The plaintiff's second contention is that the judge erred in concluding that the Commonwealth was not required by G. L. c. 91, Section 37, to enforce the Commonwealth Restrictions. In light of our conclusion that the restrictions were unenforceable under G. L. c. 184, Section 28, the Commonwealth could not be under an obligation to enforce the restrictions.

4. In sum, the judge properly concluded that the restrictions on the defendant's parcel were unenforceable by virtue of G. L. c. 184, Section 28. There was no error.

Judgment affirmed.


FOOTNOTES

[Note 1] Stella Trafford, Cynthia D. Fleming, Ann Nemrow, Richard Nemrow, Paul Prindle, Donald R. Stanton, Jeanne Stanton, Henry Allen, Emily Allen, Ann Bromberg, Marvin Bromberg, Fay Dabney, Imre Halasz, Sylvia Scott, Cathleen M. Capra, Karen Madsen, Andrew Snider, Jody Snider, Frederick C. Gleason, Jr., Diana F. Olney, and Citizens for a Better New England Life, Inc.

[Note 2] The Department of Environmental Management, the Commonwealth, Trinity Church in the City of Boston, and A.W. Perry, Inc.

[Note 3] The deed for the parcel bordering St. James Avenue required a setback of ten feet, later amended to fifteen feet. The plaintiffs seek to enforce the setback restriction only with regard to Boylston Street, and not St. James Avenue, and also the restriction requiring that a "passageway" be kept open.

[Note 4] General Laws c. 184, Section 30, inserted by St. 1961, c. 448, Section 1, provides that no restriction shall be enforced or declared to be enforceable unless it is determined that the restriction is, at the time of the proceeding, of actual and substantial benefit to a person claiming rights of enforcement. Further, even if a restriction is found to be of such benefit, it shall not be enforced except by award of money damages if any of several enumerated conditions are found to exist. See Blakeley v. Gorin, supra at 592-593. Because the application of Section 28 is dispositive of the case, we need not consider the correctness of the judge's conclusions as to Section 30.

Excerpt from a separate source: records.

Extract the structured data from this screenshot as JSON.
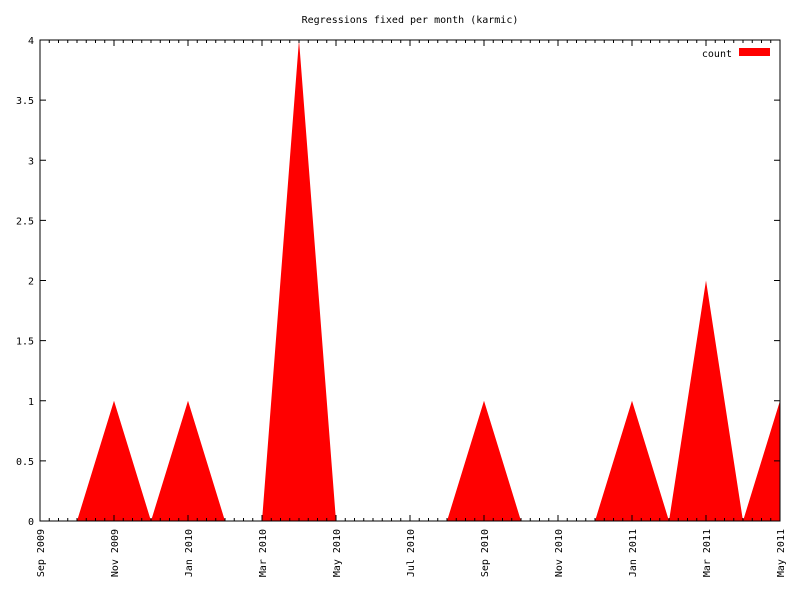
{
  "chart_data": {
    "type": "area",
    "title": "Regressions fixed per month (karmic)",
    "xlabel": "",
    "ylabel": "",
    "x_axis_type": "date",
    "xlim": [
      "2009-09-01",
      "2011-05-01"
    ],
    "ylim": [
      0,
      4
    ],
    "x_ticks": [
      "Sep 2009",
      "Nov 2009",
      "Jan 2010",
      "Mar 2010",
      "May 2010",
      "Jul 2010",
      "Sep 2010",
      "Nov 2010",
      "Jan 2011",
      "Mar 2011",
      "May 2011"
    ],
    "y_ticks": [
      "0",
      "0.5",
      "1",
      "1.5",
      "2",
      "2.5",
      "3",
      "3.5",
      "4"
    ],
    "grid": false,
    "legend_position": "top-right",
    "series": [
      {
        "name": "count",
        "color": "#ff0000",
        "x": [
          "2009-09-01",
          "2009-10-01",
          "2009-11-01",
          "2009-12-01",
          "2010-01-01",
          "2010-02-01",
          "2010-03-01",
          "2010-04-01",
          "2010-05-01",
          "2010-06-01",
          "2010-07-01",
          "2010-08-01",
          "2010-09-01",
          "2010-10-01",
          "2010-11-01",
          "2010-12-01",
          "2011-01-01",
          "2011-02-01",
          "2011-03-01",
          "2011-04-01",
          "2011-05-01"
        ],
        "values": [
          0,
          0,
          1,
          0,
          1,
          0,
          0,
          4,
          0,
          0,
          0,
          0,
          1,
          0,
          0,
          0,
          1,
          0,
          2,
          0,
          1
        ]
      }
    ]
  }
}
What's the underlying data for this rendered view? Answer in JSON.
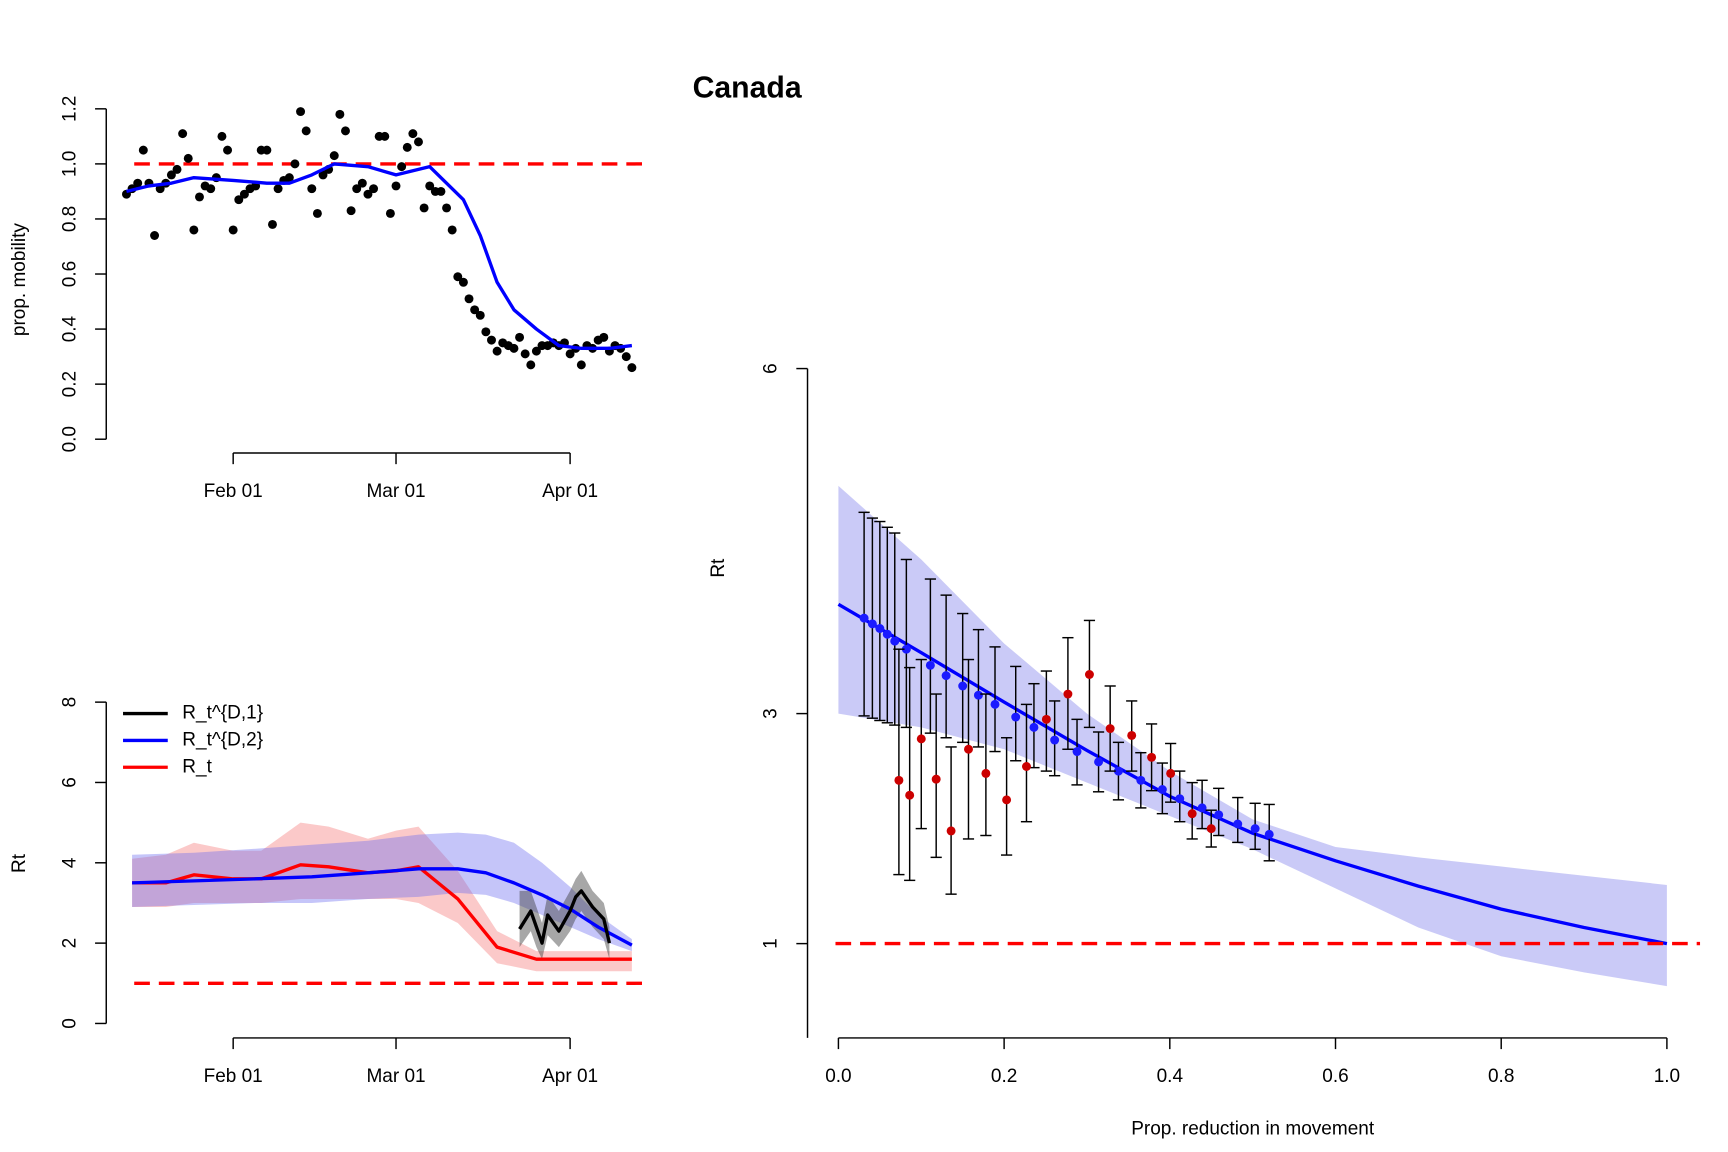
{
  "title": "Canada",
  "chart_data": [
    {
      "type": "scatter",
      "ylabel": "prop. mobility",
      "hline": 1.0,
      "hline_color": "#ff0000",
      "xlim": [
        "Jan 09",
        "Apr 14"
      ],
      "ylim": [
        -0.05,
        1.25
      ],
      "xticks": [
        "Feb 01",
        "Mar 01",
        "Apr 01"
      ],
      "yticks": [
        {
          "value": 0,
          "label": "0.0"
        },
        0.2,
        0.4,
        0.6,
        0.8,
        {
          "value": 1,
          "label": "1.0"
        },
        1.2
      ],
      "points": {
        "color": "#000000",
        "x": [
          "Jan 13",
          "Jan 14",
          "Jan 15",
          "Jan 16",
          "Jan 17",
          "Jan 18",
          "Jan 19",
          "Jan 20",
          "Jan 21",
          "Jan 22",
          "Jan 23",
          "Jan 24",
          "Jan 25",
          "Jan 26",
          "Jan 27",
          "Jan 28",
          "Jan 29",
          "Jan 30",
          "Jan 31",
          "Feb 01",
          "Feb 02",
          "Feb 03",
          "Feb 04",
          "Feb 05",
          "Feb 06",
          "Feb 07",
          "Feb 08",
          "Feb 09",
          "Feb 10",
          "Feb 11",
          "Feb 12",
          "Feb 13",
          "Feb 14",
          "Feb 15",
          "Feb 16",
          "Feb 17",
          "Feb 18",
          "Feb 19",
          "Feb 20",
          "Feb 21",
          "Feb 22",
          "Feb 23",
          "Feb 24",
          "Feb 25",
          "Feb 26",
          "Feb 27",
          "Feb 28",
          "Feb 29",
          "Mar 01",
          "Mar 02",
          "Mar 03",
          "Mar 04",
          "Mar 05",
          "Mar 06",
          "Mar 07",
          "Mar 08",
          "Mar 09",
          "Mar 10",
          "Mar 11",
          "Mar 12",
          "Mar 13",
          "Mar 14",
          "Mar 15",
          "Mar 16",
          "Mar 17",
          "Mar 18",
          "Mar 19",
          "Mar 20",
          "Mar 21",
          "Mar 22",
          "Mar 23",
          "Mar 24",
          "Mar 25",
          "Mar 26",
          "Mar 27",
          "Mar 28",
          "Mar 29",
          "Mar 30",
          "Mar 31",
          "Apr 01",
          "Apr 02",
          "Apr 03",
          "Apr 04",
          "Apr 05",
          "Apr 06",
          "Apr 07",
          "Apr 08",
          "Apr 09",
          "Apr 10",
          "Apr 11",
          "Apr 12"
        ],
        "values": [
          0.89,
          0.91,
          0.93,
          1.05,
          0.93,
          0.74,
          0.91,
          0.93,
          0.96,
          0.98,
          1.11,
          1.02,
          0.76,
          0.88,
          0.92,
          0.91,
          0.95,
          1.1,
          1.05,
          0.76,
          0.87,
          0.89,
          0.91,
          0.92,
          1.05,
          1.05,
          0.78,
          0.91,
          0.94,
          0.95,
          1.0,
          1.19,
          1.12,
          0.91,
          0.82,
          0.96,
          0.98,
          1.03,
          1.18,
          1.12,
          0.83,
          0.91,
          0.93,
          0.89,
          0.91,
          1.1,
          1.1,
          0.82,
          0.92,
          0.99,
          1.06,
          1.11,
          1.08,
          0.84,
          0.92,
          0.9,
          0.9,
          0.84,
          0.76,
          0.59,
          0.57,
          0.51,
          0.47,
          0.45,
          0.39,
          0.36,
          0.32,
          0.35,
          0.34,
          0.33,
          0.37,
          0.31,
          0.27,
          0.32,
          0.34,
          0.34,
          0.35,
          0.34,
          0.35,
          0.31,
          0.33,
          0.27,
          0.34,
          0.33,
          0.36,
          0.37,
          0.32,
          0.34,
          0.33,
          0.3,
          0.26
        ]
      },
      "smooth": {
        "color": "#0000ff",
        "x": [
          "Jan 13",
          "Jan 17",
          "Jan 21",
          "Jan 25",
          "Feb 01",
          "Feb 07",
          "Feb 11",
          "Feb 15",
          "Feb 19",
          "Feb 25",
          "Mar 01",
          "Mar 05",
          "Mar 07",
          "Mar 10",
          "Mar 13",
          "Mar 16",
          "Mar 19",
          "Mar 22",
          "Mar 26",
          "Mar 30",
          "Apr 03",
          "Apr 08",
          "Apr 12"
        ],
        "values": [
          0.9,
          0.92,
          0.93,
          0.95,
          0.94,
          0.93,
          0.93,
          0.96,
          1.0,
          0.99,
          0.96,
          0.98,
          0.99,
          0.93,
          0.87,
          0.74,
          0.57,
          0.47,
          0.4,
          0.34,
          0.33,
          0.33,
          0.34
        ]
      }
    },
    {
      "type": "line",
      "ylabel": "Rt",
      "hline": 1,
      "hline_color": "#ff0000",
      "xlim": [
        "Jan 09",
        "Apr 14"
      ],
      "ylim": [
        -0.36,
        8.3
      ],
      "xticks": [
        "Feb 01",
        "Mar 01",
        "Apr 01"
      ],
      "yticks": [
        0,
        2,
        4,
        6,
        8
      ],
      "series": [
        {
          "name": "R_t^{D,1}",
          "color": "#000000",
          "band_color": "rgba(60,60,60,0.45)",
          "x": [
            "Mar 23",
            "Mar 25",
            "Mar 26",
            "Mar 27",
            "Mar 28",
            "Mar 30",
            "Apr 01",
            "Apr 02",
            "Apr 03",
            "Apr 05",
            "Apr 07",
            "Apr 08"
          ],
          "values": [
            2.35,
            2.8,
            2.4,
            2.0,
            2.7,
            2.3,
            2.8,
            3.15,
            3.3,
            2.9,
            2.6,
            2.0
          ],
          "lower": [
            1.9,
            2.3,
            1.9,
            1.6,
            2.2,
            1.9,
            2.3,
            2.6,
            2.8,
            2.4,
            2.1,
            1.6
          ],
          "upper": [
            3.3,
            3.3,
            2.9,
            2.5,
            3.2,
            2.8,
            3.3,
            3.6,
            3.8,
            3.3,
            3.0,
            2.4
          ]
        },
        {
          "name": "R_t^{D,2}",
          "color": "#0000ff",
          "band_color": "rgba(110,110,240,0.4)",
          "x": [
            "Jan 14",
            "Jan 25",
            "Feb 05",
            "Feb 15",
            "Feb 25",
            "Mar 05",
            "Mar 12",
            "Mar 17",
            "Mar 22",
            "Mar 27",
            "Apr 01",
            "Apr 06",
            "Apr 12"
          ],
          "values": [
            3.5,
            3.55,
            3.6,
            3.65,
            3.75,
            3.85,
            3.85,
            3.75,
            3.5,
            3.2,
            2.85,
            2.4,
            1.95
          ],
          "lower": [
            2.9,
            2.95,
            3.0,
            3.0,
            3.1,
            3.15,
            3.25,
            3.2,
            3.0,
            2.7,
            2.4,
            2.1,
            1.8
          ],
          "upper": [
            4.2,
            4.25,
            4.35,
            4.45,
            4.55,
            4.7,
            4.75,
            4.7,
            4.5,
            4.0,
            3.4,
            2.7,
            2.1
          ]
        },
        {
          "name": "R_t",
          "color": "#ff0000",
          "band_color": "rgba(245,120,120,0.4)",
          "x": [
            "Jan 14",
            "Jan 20",
            "Jan 25",
            "Feb 01",
            "Feb 06",
            "Feb 13",
            "Feb 18",
            "Feb 25",
            "Mar 01",
            "Mar 05",
            "Mar 12",
            "Mar 19",
            "Mar 26",
            "Apr 12"
          ],
          "values": [
            3.5,
            3.5,
            3.7,
            3.6,
            3.6,
            3.95,
            3.9,
            3.75,
            3.8,
            3.9,
            3.1,
            1.9,
            1.6,
            1.6
          ],
          "lower": [
            2.9,
            2.9,
            3.0,
            3.0,
            3.0,
            3.1,
            3.1,
            3.1,
            3.1,
            3.0,
            2.5,
            1.5,
            1.3,
            1.3
          ],
          "upper": [
            4.1,
            4.2,
            4.5,
            4.3,
            4.3,
            5.0,
            4.9,
            4.6,
            4.8,
            4.9,
            3.8,
            2.3,
            1.8,
            1.8
          ]
        }
      ]
    },
    {
      "type": "errorbar",
      "xlabel": "Prop. reduction in movement",
      "ylabel": "Rt",
      "hline": 1,
      "hline_color": "#ff0000",
      "xlim": [
        -0.04,
        1.04
      ],
      "ylim": [
        0.18,
        6.19
      ],
      "xticks": [
        {
          "value": 0,
          "label": "0.0"
        },
        0.2,
        0.4,
        0.6,
        0.8,
        {
          "value": 1,
          "label": "1.0"
        }
      ],
      "yticks": [
        1,
        3,
        6
      ],
      "curve": {
        "color": "#0000ff",
        "band_color": "rgba(150,150,240,0.5)",
        "x": [
          0,
          0.1,
          0.2,
          0.3,
          0.4,
          0.5,
          0.6,
          0.7,
          0.8,
          0.9,
          1.0
        ],
        "values": [
          3.95,
          3.53,
          3.1,
          2.68,
          2.28,
          1.96,
          1.72,
          1.5,
          1.3,
          1.14,
          1.0
        ],
        "lower": [
          3.0,
          2.88,
          2.69,
          2.4,
          2.11,
          1.82,
          1.48,
          1.14,
          0.89,
          0.75,
          0.63
        ],
        "upper": [
          4.98,
          4.34,
          3.61,
          3.0,
          2.5,
          2.08,
          1.84,
          1.75,
          1.67,
          1.59,
          1.51
        ]
      },
      "series": [
        {
          "color": "#1a1aff",
          "x": [
            0.031,
            0.041,
            0.05,
            0.059,
            0.068,
            0.082,
            0.111,
            0.13,
            0.15,
            0.169,
            0.189,
            0.214,
            0.236,
            0.261,
            0.288,
            0.314,
            0.338,
            0.365,
            0.391,
            0.412,
            0.439,
            0.459,
            0.482,
            0.503,
            0.52
          ],
          "values": [
            3.83,
            3.78,
            3.74,
            3.69,
            3.63,
            3.56,
            3.42,
            3.33,
            3.24,
            3.16,
            3.08,
            2.97,
            2.88,
            2.77,
            2.67,
            2.58,
            2.5,
            2.42,
            2.34,
            2.26,
            2.18,
            2.12,
            2.04,
            2.0,
            1.95
          ],
          "lower": [
            2.98,
            2.96,
            2.94,
            2.92,
            2.9,
            2.88,
            2.83,
            2.79,
            2.75,
            2.71,
            2.67,
            2.59,
            2.53,
            2.46,
            2.38,
            2.32,
            2.25,
            2.18,
            2.13,
            2.06,
            2.0,
            1.94,
            1.88,
            1.82,
            1.72
          ],
          "upper": [
            4.75,
            4.7,
            4.67,
            4.62,
            4.57,
            4.34,
            4.17,
            4.03,
            3.87,
            3.73,
            3.58,
            3.41,
            3.26,
            3.11,
            2.95,
            2.84,
            2.75,
            2.66,
            2.57,
            2.5,
            2.42,
            2.35,
            2.27,
            2.22,
            2.21
          ]
        },
        {
          "color": "#cc0000",
          "x": [
            0.073,
            0.086,
            0.1,
            0.118,
            0.136,
            0.157,
            0.178,
            0.203,
            0.227,
            0.251,
            0.277,
            0.303,
            0.328,
            0.354,
            0.378,
            0.401,
            0.427,
            0.45
          ],
          "values": [
            2.42,
            2.29,
            2.78,
            2.43,
            1.98,
            2.69,
            2.48,
            2.25,
            2.54,
            2.95,
            3.17,
            3.34,
            2.87,
            2.81,
            2.62,
            2.48,
            2.13,
            2.0
          ],
          "lower": [
            1.6,
            1.55,
            2.0,
            1.75,
            1.43,
            1.91,
            1.94,
            1.77,
            2.06,
            2.5,
            2.69,
            2.88,
            2.5,
            2.5,
            2.33,
            2.23,
            1.91,
            1.84
          ],
          "upper": [
            3.56,
            3.4,
            3.47,
            3.17,
            2.71,
            3.47,
            3.17,
            2.79,
            3.08,
            3.37,
            3.66,
            3.81,
            3.24,
            3.11,
            2.91,
            2.74,
            2.4,
            2.16
          ]
        }
      ]
    }
  ]
}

[Note 5] The plaintiffs have not argued that Section 28 does not apply to the covenant to keep the passageway open. Compare Labounty v. Vickers, 352 Mass. 337, 347-348 (1967), with Myers v. Salin, 13 Mass. App. Ct. 127, 134-136 (1982). Therefore, we need not address that issue.

[Note 6] "No State shall . . . pass any . . . Law impairing the Obligation of Contracts." U.S. Const., art. I, cl. 10.

[Note 7] The plaintiffs do not argue that application of Section 28 violates any other Federal or State constitutional provision, such as Massachusetts Declaration of Rights, art. 10, or the United States Const. amends. V & XIV.